I took the excellent Google Picasa for a spin after a number of friends recommended it to me, and being a KDE user, I noticed a little foible regarding Picasa's calls to email and web browsers in KDE - it doesn't open links in the default web browser and it doesn't take you to that nice fast "compose window" KMail users are used to (or your other default email client) when you choose to mail stuff.

From the Picasa FAQ:

"Q: Why won't Picasa use my native email program?
The interface for starting a native Linux email program isn’t standardized, and often doesn't work.
We do our best to launch the proper email client, but there are only a few combinations that we’ve found to work. Those include using Evolution under Gnome, and using KMail under KDE, but only when KMail is already up and running in the background."


Oops - a call directly to a running kmail instance isn't quite right for KDE users. KDE lets you open mailto links in the configured default mail client, and if that's kmail, it doesn't need to be up and running - either way you can just do a kde-open "mailto:*whatpicasapasses*" to do this, and it won't just die if there's no running kmail. Why a shell command? Keep reading.

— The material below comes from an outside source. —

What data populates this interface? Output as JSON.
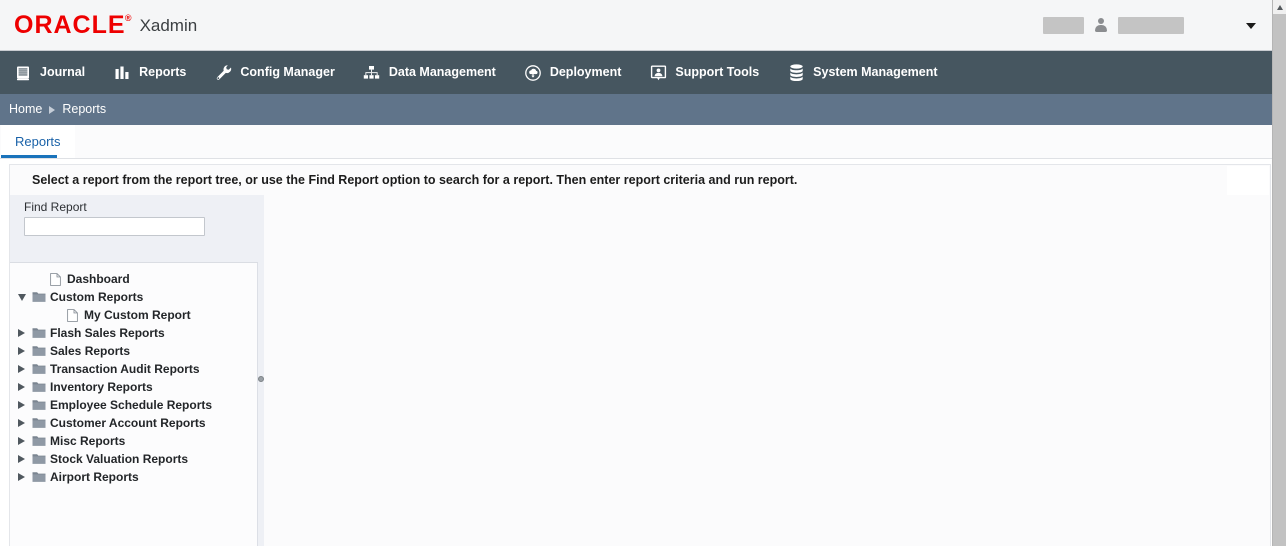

Regarding the web browser:

"Under KDE, Picasa will use the dcop command-line tool to interface to Konqueror, and use the KonquerorIface openBrowserWindow method to open a URL. Unfortunately, as far as we can tell, KDE will always open with Konqueror, regardless of what you’ve configured as your default browser"


KonquerorIface openBrowserWindow is a DCOP call to an instance of the Konqueror browser, not a request to KDE to open in your default browser, so it would never call your default browser anyway.

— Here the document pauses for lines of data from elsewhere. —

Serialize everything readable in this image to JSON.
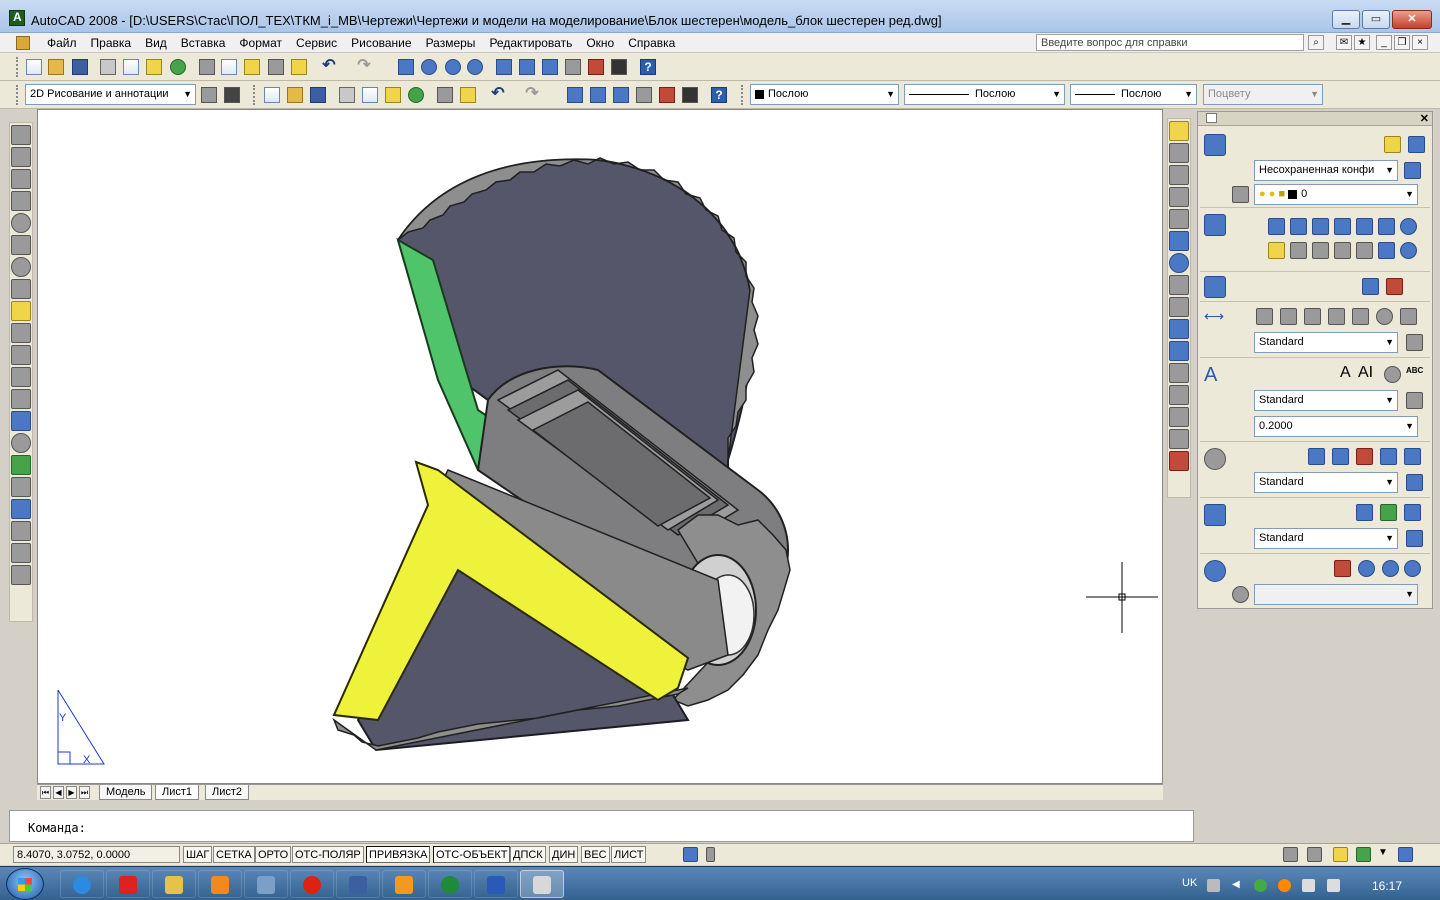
{
  "window": {
    "title": "AutoCAD 2008 - [D:\\USERS\\Стас\\ПОЛ_ТЕХ\\ТКМ_i_МВ\\Чертежи\\Чертежи и модели на моделирование\\Блок шестерен\\модель_блок шестерен ред.dwg]",
    "minimize": "▁",
    "maximize": "▭",
    "close": "✕"
  },
  "menu": {
    "items": [
      "Файл",
      "Правка",
      "Вид",
      "Вставка",
      "Формат",
      "Сервис",
      "Рисование",
      "Размеры",
      "Редактировать",
      "Окно",
      "Справка"
    ],
    "help_placeholder": "Введите вопрос для справки"
  },
  "toolbar2": {
    "workspace": "2D Рисование и аннотации",
    "color": "Послою",
    "linetype": "Послою",
    "lineweight": "Послою",
    "plotstyle": "Поцвету"
  },
  "dashboard": {
    "layer_state": "Несохраненная конфи",
    "layer_current": "0",
    "dim_style": "Standard",
    "text_style": "Standard",
    "text_height": "0.2000",
    "mleader_style": "Standard",
    "table_style": "Standard",
    "text_icons": [
      "A",
      "AI",
      "ABC"
    ]
  },
  "layout_tabs": [
    "Модель",
    "Лист1",
    "Лист2"
  ],
  "active_tab": "Лист1",
  "ucs": {
    "x": "X",
    "y": "Y"
  },
  "command": {
    "prompt": "Команда:"
  },
  "status": {
    "coords": "8.4070, 3.0752, 0.0000",
    "buttons": [
      "ШАГ",
      "СЕТКА",
      "ОРТО",
      "ОТС-ПОЛЯР",
      "ПРИВЯЗКА",
      "ОТС-ОБЪЕКТ",
      "ДПСК",
      "ДИН",
      "ВЕС",
      "ЛИСТ"
    ],
    "on": [
      "ПРИВЯЗКА",
      "ОТС-ОБЪЕКТ"
    ]
  },
  "taskbar": {
    "lang": "UK",
    "clock": "16:17",
    "apps": [
      "ie-icon",
      "acrobat-icon",
      "explorer-icon",
      "media-player-icon",
      "paint-icon",
      "opera-icon",
      "save-icon",
      "folder-icon",
      "excel-icon",
      "word-icon",
      "autocad-icon"
    ]
  },
  "colors": {
    "gear_face": "#56566a",
    "teeth": "#8e8e8e",
    "section_green": "#4fc46a",
    "section_yellow": "#eef23a",
    "bore": "#9a9a9a"
  }
}
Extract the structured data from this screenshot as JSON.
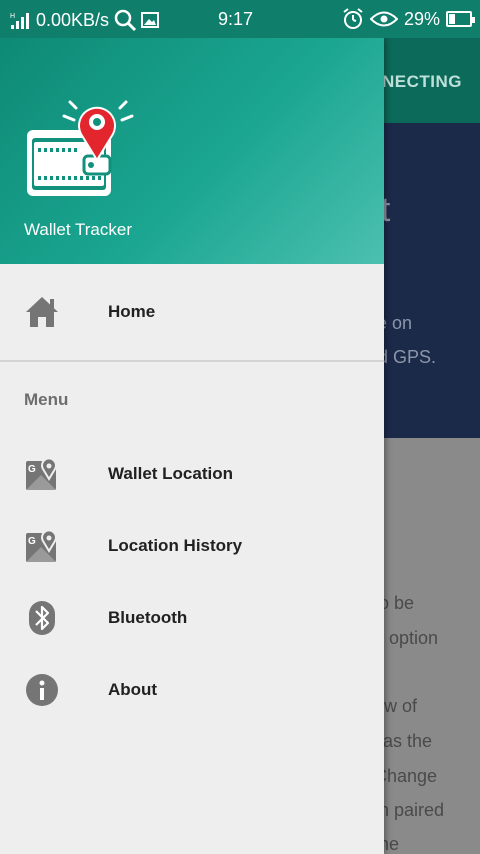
{
  "status_bar": {
    "network": "0.00KB/s",
    "time": "9:17",
    "battery": "29%",
    "battery_level": 0.29
  },
  "background": {
    "toolbar_text": "NECTING",
    "hero_title": "et",
    "hero_line1": "se on",
    "hero_line2": "nd GPS.",
    "body_lines": [
      "to be",
      "h option",
      "ew of",
      "l as the",
      "Change",
      "th paired",
      "the"
    ]
  },
  "drawer": {
    "app_name": "Wallet Tracker",
    "items": [
      {
        "label": "Home",
        "icon": "home-icon"
      },
      {
        "label": "Wallet Location",
        "icon": "map-location-icon"
      },
      {
        "label": "Location History",
        "icon": "map-location-icon"
      },
      {
        "label": "Bluetooth",
        "icon": "bluetooth-icon"
      },
      {
        "label": "About",
        "icon": "info-icon"
      }
    ],
    "section_title": "Menu"
  },
  "colors": {
    "primary": "#0f7f6c",
    "accent": "#1aa691",
    "pin_red": "#e3262e"
  }
}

As it happens, a call to open a URL in your default browser (as configured in KDE control centre) is easily done, in this case, we'll use kde-open in a shell script to call the default browser component because that's the method google offer us (see below).

Having said all that, the very hard working Picasa folks (did you see how many patches they submitted to wine? Cor blimey!) seem to have a desire to find out what the default browser component is for their own app, which the way I do it in a shell script looks mighty ugly:

grep BrowserApplication `kde-config --localprefix`/share/config/kdeglobals | sed -e "s/BrowserApplication=\!//" -e "s/BrowserApplication=/konqueror/"

- the double sed is to allow for an empty BrowserApplication setting meaning "konqueror".

Well anyway, from that same FAQ you find those open-source-friendly guys at google that make Picasa have provided hooks to all this stuff, so no need for a patch to fix it, KDE users can place the following tiny, simple scripts somewhere in their PATH (say /usr/bin/ or ~/bin/) and have their default mail client and web browser components properly used by Picasa in KDE.

picasa-hook-email.sh:

#!/bin/bash
kde-open mailto:"$*"

picasa-hook-urlhandler.sh :

#!/bin/bash
kde-open "$*"


...and you're set without a patch - thanks to the forethought of the Picasa developers. Good work, that Google.

Now, if Picasa could just lose its "multiple email attachments" bug we'd be cooking with gas.

Monday, January 15, 2007

"You have a bright, glowing future, believe me." Ballmer had said. Hovsepian had a feeling things were going to get terribly exciting.